Graph Data Model and Graph Native Storage & Processing

Published in

Noon

10 min readSep 12, 2022

Context

You don’t have to be an engineer to be a racing driver, but you do have to have Mechanical Sympathy — Jackie Stewart, Formula One racing driver.

What this means for software is, if you can feel how it works internally, you are in a better position to use it optimally.

This post is an attempt to help you have the mechanical sympathy for graph native databases.

Data Model and Data Storage

Data Model and Data Storage for databases are two separate concerns.

Fig 1 : Data abstraction at different layers of an application.

Every layer in a software abstracts the complexity of the underlying layer by exposing a data model. The shape and form in which we deal with data at a particular layer is essentially different from the way it is handled at the layer below it.

The same holds true for databases as well. They expose different kind of data models — relational, document, graph, etc using which we interact with the underlying data. Each data model has some inherent assumptions and constraints which have a profound effect on the access patterns. For example, a relational data model exposes data in the form of tables, where each table has multiple rows and columns. But, this is not how data is persisted on disk.
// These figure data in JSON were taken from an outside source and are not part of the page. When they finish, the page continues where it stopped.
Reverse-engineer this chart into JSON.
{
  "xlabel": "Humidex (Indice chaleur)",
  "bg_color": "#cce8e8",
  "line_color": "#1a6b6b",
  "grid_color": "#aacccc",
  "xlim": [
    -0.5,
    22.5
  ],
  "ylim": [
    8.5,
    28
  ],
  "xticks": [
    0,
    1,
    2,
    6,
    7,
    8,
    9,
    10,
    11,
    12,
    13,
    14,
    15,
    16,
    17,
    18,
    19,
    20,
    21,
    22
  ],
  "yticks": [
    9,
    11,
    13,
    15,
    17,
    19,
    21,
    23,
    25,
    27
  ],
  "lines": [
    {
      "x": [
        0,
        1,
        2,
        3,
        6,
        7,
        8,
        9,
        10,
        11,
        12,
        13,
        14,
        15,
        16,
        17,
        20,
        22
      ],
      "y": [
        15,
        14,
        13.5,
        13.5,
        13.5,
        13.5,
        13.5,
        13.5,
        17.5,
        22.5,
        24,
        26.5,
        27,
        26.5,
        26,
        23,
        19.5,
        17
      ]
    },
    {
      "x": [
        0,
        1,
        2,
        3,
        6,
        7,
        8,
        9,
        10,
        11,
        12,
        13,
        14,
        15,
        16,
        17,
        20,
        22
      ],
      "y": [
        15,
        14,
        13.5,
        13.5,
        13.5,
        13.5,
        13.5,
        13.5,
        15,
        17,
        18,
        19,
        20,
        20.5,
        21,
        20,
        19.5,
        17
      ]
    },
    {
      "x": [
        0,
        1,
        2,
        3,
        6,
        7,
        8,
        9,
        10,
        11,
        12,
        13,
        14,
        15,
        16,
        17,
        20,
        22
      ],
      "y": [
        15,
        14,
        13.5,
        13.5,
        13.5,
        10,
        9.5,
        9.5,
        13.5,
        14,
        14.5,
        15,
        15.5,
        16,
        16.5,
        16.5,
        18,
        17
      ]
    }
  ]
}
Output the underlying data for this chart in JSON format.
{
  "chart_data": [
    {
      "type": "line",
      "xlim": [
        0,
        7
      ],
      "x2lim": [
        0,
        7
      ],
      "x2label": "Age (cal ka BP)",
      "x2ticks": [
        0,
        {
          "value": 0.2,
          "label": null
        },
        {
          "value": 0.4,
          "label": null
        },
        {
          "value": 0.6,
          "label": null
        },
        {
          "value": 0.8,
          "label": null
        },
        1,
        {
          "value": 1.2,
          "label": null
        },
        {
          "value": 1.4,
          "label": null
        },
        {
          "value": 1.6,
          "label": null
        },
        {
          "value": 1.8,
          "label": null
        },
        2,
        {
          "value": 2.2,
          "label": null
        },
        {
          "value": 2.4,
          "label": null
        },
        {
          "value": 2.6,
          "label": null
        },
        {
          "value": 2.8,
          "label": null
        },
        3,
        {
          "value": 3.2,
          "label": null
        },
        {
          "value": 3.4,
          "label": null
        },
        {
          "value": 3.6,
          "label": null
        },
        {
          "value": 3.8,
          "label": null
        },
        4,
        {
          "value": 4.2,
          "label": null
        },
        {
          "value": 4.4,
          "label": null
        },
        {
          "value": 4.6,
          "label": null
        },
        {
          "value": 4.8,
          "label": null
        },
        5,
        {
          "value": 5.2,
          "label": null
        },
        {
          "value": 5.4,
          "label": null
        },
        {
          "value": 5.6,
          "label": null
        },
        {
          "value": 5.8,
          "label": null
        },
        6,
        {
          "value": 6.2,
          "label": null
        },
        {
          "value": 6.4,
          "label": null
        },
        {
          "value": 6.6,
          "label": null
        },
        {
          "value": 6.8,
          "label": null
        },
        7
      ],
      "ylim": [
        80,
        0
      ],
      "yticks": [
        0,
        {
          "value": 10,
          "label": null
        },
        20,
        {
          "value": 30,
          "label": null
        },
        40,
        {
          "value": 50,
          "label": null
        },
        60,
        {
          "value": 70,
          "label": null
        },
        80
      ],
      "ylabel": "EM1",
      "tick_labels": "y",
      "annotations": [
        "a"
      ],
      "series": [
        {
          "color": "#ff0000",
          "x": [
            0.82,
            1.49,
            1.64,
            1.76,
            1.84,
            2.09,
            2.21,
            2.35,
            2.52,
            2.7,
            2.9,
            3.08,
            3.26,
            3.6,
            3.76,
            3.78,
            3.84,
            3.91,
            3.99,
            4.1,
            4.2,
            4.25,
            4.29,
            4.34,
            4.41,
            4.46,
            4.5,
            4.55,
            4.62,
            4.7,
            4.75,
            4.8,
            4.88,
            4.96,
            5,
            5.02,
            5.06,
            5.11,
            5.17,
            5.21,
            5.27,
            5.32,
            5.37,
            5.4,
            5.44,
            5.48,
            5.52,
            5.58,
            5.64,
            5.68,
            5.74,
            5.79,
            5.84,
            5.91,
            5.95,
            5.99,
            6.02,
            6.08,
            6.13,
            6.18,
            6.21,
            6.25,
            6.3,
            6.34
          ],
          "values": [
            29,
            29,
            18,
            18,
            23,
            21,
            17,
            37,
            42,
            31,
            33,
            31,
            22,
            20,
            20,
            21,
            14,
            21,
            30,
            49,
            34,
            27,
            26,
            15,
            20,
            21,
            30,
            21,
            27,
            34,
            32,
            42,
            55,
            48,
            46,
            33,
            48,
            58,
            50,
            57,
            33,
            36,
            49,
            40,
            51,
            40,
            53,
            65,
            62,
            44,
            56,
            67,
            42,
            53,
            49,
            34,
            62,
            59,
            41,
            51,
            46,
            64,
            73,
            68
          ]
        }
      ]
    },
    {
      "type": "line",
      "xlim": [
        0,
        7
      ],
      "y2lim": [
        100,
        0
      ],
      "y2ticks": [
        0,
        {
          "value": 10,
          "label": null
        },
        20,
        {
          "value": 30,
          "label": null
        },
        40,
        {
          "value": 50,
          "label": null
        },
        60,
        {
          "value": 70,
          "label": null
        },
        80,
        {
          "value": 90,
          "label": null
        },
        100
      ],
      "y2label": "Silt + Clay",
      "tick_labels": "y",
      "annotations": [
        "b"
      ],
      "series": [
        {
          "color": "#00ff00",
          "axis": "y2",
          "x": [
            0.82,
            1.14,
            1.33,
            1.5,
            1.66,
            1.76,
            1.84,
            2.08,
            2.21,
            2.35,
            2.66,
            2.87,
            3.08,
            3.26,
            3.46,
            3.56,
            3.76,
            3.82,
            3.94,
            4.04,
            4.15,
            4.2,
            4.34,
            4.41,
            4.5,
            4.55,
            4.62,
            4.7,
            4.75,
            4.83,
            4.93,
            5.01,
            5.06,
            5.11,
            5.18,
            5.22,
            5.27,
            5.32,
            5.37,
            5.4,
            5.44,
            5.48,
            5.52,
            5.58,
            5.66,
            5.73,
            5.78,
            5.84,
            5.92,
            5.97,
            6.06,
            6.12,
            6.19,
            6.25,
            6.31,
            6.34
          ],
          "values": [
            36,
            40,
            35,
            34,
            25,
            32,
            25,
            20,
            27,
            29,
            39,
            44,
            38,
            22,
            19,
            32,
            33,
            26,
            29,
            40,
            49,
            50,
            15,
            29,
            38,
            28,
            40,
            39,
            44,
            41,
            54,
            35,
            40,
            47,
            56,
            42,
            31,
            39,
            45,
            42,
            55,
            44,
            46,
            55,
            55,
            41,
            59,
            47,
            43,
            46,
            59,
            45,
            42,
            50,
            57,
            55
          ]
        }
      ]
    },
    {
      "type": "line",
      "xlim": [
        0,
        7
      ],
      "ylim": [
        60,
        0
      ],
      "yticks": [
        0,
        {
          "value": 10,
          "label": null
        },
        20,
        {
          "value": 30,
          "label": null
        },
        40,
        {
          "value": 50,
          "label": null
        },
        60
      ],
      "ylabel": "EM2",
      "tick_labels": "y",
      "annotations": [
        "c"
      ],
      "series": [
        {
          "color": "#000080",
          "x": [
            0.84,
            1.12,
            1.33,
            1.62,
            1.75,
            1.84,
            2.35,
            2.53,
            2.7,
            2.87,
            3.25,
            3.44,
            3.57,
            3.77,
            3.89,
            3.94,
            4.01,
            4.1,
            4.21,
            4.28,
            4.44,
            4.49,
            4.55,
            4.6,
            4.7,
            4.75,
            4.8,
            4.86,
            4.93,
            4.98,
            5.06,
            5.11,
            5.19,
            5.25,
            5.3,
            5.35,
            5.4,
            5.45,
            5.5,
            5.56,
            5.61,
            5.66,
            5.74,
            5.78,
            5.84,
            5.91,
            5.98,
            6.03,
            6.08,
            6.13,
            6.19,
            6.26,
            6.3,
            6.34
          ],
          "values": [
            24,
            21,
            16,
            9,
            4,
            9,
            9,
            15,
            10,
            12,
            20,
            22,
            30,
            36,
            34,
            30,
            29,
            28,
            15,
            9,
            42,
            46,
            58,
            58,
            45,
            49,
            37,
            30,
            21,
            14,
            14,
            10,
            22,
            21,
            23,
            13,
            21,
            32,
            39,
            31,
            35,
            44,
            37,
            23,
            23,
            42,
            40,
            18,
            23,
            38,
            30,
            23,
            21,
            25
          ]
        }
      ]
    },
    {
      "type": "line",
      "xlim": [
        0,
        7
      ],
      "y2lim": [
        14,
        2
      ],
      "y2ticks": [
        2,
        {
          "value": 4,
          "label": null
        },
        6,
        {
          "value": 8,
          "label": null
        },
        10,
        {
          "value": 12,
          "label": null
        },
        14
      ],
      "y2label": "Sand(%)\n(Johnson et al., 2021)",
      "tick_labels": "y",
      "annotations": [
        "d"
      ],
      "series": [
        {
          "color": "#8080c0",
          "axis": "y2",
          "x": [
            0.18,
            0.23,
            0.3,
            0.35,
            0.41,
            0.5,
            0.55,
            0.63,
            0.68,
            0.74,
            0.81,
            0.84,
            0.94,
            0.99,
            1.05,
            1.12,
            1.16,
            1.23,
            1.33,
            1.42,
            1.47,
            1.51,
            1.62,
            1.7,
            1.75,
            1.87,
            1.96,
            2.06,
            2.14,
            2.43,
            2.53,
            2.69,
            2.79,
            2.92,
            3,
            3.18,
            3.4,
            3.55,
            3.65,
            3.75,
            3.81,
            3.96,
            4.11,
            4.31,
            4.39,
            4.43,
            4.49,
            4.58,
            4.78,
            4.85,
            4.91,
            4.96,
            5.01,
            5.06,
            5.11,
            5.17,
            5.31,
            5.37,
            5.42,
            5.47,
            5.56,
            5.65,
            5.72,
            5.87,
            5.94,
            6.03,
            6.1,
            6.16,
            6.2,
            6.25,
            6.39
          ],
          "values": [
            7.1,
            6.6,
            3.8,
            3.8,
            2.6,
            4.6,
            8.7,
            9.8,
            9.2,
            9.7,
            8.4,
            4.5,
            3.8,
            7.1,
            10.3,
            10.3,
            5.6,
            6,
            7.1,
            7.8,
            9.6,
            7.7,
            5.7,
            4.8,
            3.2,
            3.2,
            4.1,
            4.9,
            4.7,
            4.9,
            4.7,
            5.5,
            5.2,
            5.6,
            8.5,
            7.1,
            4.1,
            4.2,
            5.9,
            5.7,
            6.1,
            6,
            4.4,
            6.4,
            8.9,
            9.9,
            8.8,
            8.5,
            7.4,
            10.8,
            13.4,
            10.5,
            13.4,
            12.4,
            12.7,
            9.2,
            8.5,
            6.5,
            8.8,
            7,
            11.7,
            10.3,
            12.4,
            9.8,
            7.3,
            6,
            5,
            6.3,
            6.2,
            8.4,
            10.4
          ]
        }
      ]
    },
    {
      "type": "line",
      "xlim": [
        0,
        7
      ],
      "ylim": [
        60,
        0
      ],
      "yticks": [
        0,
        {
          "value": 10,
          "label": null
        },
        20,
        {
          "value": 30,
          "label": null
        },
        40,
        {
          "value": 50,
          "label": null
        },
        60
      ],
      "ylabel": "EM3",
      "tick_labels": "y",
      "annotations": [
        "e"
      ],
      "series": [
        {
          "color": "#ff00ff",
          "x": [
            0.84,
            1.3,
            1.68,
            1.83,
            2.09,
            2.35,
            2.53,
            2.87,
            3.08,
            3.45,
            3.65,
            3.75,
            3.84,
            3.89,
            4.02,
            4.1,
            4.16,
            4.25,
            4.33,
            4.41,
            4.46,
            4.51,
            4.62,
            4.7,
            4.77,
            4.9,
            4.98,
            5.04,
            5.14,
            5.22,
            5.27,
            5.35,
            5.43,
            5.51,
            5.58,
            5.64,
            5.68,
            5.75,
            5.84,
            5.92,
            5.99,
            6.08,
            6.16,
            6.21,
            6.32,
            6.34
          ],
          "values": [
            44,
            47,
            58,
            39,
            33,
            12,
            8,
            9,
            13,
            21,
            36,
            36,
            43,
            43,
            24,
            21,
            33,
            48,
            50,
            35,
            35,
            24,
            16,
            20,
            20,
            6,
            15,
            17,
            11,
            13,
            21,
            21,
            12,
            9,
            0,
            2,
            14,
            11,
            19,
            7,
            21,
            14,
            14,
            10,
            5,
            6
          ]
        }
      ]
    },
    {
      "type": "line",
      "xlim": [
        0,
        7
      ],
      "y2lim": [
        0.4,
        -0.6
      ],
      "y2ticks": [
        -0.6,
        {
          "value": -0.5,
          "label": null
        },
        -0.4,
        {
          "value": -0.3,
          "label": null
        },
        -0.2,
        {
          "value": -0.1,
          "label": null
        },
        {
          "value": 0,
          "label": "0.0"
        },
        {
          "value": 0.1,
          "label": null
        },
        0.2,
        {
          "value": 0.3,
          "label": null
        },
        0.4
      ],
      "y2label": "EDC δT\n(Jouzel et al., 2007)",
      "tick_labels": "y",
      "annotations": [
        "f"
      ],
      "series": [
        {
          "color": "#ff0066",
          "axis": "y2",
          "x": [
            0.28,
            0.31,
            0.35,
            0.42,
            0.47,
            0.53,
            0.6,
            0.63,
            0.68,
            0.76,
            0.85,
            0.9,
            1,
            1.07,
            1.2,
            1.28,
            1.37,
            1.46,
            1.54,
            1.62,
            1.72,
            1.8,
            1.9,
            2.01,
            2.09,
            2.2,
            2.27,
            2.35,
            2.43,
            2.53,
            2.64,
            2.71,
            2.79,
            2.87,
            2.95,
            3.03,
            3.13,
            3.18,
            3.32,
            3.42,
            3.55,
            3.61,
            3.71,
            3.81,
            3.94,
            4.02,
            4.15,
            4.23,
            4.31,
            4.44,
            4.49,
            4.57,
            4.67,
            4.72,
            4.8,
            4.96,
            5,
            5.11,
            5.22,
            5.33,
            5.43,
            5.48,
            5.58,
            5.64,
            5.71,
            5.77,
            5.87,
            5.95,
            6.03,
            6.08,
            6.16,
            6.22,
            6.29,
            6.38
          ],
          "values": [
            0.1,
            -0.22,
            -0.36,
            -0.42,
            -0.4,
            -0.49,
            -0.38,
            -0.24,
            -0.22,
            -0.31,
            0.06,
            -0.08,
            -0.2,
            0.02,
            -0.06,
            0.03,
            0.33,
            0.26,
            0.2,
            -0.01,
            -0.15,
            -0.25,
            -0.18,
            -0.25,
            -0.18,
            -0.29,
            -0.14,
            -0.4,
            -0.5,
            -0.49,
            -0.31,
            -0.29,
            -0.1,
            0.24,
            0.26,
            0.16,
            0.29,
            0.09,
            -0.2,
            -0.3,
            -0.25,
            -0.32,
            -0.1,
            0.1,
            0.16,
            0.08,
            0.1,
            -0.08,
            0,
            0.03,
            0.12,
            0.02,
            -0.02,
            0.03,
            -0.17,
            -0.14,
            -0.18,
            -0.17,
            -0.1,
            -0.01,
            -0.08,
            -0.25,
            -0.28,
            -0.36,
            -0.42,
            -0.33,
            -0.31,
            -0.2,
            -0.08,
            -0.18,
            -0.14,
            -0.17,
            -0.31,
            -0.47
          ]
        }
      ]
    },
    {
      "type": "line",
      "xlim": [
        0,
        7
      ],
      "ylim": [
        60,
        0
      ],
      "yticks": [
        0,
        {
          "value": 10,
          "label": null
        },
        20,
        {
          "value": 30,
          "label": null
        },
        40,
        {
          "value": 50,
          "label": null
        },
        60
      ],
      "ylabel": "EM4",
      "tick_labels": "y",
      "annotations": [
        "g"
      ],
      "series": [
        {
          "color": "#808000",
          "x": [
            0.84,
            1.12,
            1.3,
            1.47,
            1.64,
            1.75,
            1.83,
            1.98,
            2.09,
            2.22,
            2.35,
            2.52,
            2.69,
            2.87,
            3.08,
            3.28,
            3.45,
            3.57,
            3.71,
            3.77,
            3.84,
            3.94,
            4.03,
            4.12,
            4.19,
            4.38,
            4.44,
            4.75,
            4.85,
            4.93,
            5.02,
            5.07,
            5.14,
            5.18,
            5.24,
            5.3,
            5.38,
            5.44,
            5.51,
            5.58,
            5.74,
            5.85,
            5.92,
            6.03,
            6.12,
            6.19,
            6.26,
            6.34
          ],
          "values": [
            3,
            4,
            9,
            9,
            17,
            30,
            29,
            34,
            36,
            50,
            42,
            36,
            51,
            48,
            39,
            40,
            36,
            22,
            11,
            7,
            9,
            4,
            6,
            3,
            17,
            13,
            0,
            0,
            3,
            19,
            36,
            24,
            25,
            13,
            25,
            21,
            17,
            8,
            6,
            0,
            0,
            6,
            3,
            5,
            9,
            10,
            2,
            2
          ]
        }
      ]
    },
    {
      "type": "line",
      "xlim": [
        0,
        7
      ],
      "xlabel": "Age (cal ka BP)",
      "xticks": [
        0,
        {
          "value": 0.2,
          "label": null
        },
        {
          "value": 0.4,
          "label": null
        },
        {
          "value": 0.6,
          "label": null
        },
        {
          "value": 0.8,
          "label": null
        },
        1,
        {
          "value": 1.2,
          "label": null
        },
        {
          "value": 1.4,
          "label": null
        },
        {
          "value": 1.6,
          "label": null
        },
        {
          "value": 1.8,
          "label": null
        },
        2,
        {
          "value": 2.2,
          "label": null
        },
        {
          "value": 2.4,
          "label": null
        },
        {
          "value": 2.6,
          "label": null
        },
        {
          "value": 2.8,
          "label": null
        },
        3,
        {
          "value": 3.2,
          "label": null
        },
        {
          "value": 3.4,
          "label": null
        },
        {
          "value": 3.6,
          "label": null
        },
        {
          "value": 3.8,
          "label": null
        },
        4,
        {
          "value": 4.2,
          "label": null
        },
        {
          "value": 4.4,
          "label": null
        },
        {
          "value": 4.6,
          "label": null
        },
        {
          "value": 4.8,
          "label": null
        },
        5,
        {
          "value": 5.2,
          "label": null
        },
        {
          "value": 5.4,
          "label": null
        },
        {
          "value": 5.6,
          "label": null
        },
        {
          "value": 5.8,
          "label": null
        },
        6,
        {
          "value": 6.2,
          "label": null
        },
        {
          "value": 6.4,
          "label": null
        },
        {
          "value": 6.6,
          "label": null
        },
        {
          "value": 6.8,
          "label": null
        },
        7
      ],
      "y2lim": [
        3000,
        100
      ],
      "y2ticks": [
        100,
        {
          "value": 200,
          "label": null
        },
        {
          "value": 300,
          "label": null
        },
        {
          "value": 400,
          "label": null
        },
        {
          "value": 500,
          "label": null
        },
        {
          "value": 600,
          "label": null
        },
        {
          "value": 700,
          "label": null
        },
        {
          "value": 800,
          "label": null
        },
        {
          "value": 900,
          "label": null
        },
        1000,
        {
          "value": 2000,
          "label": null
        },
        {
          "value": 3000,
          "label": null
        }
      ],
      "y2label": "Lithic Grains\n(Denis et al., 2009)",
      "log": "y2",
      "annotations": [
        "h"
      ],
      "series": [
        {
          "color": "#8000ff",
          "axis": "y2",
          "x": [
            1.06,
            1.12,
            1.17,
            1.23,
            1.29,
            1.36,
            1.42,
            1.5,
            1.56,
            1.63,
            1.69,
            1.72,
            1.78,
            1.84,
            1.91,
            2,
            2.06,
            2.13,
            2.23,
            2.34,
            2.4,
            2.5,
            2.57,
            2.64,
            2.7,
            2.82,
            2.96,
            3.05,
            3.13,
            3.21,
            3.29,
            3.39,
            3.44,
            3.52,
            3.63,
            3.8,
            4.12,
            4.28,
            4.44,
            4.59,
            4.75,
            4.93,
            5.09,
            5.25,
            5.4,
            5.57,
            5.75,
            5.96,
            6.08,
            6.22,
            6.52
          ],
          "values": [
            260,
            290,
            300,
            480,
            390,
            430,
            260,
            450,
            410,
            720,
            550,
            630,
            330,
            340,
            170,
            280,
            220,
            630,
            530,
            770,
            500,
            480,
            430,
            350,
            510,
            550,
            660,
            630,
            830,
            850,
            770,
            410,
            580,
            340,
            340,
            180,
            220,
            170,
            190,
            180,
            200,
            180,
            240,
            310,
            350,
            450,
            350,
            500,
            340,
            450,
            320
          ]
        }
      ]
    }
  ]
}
When using a relational database, we think about the problem space represented in the form of tables and associations between them and we handle reads or mutations on the tables. At the application level we don’t have to worry about the B-tree or the data pages at the physical storage level.

Graph Data Model and Graph Native Storage

The graph data model allows us to represent our domain in the form of entities and relationships.

Fig 2 : Example of a social setup modelled as graph.

Let us take a simple example where we model a social setup where we have people and they can know the other person, they can be friends or they don’t know the other person. Also, there are some inherent properties of these type of associations between people that we are dealing with — when you know someone, that does not mean the other person will know you but, a friendship, unlike knowing someone is a mutual kind of association. So, if we have to model this as a graph, every person is considered an entity and is represented as a vertex. The associations between them are represented as edges connecting their corresponding vertices. The knows relationship is inherently a directed relationship whereas the friend relationship is bi-directional or simply undirected in nature. The absence of an edge between two people means they don’t know each other. This graph data model is represented in the diagram above.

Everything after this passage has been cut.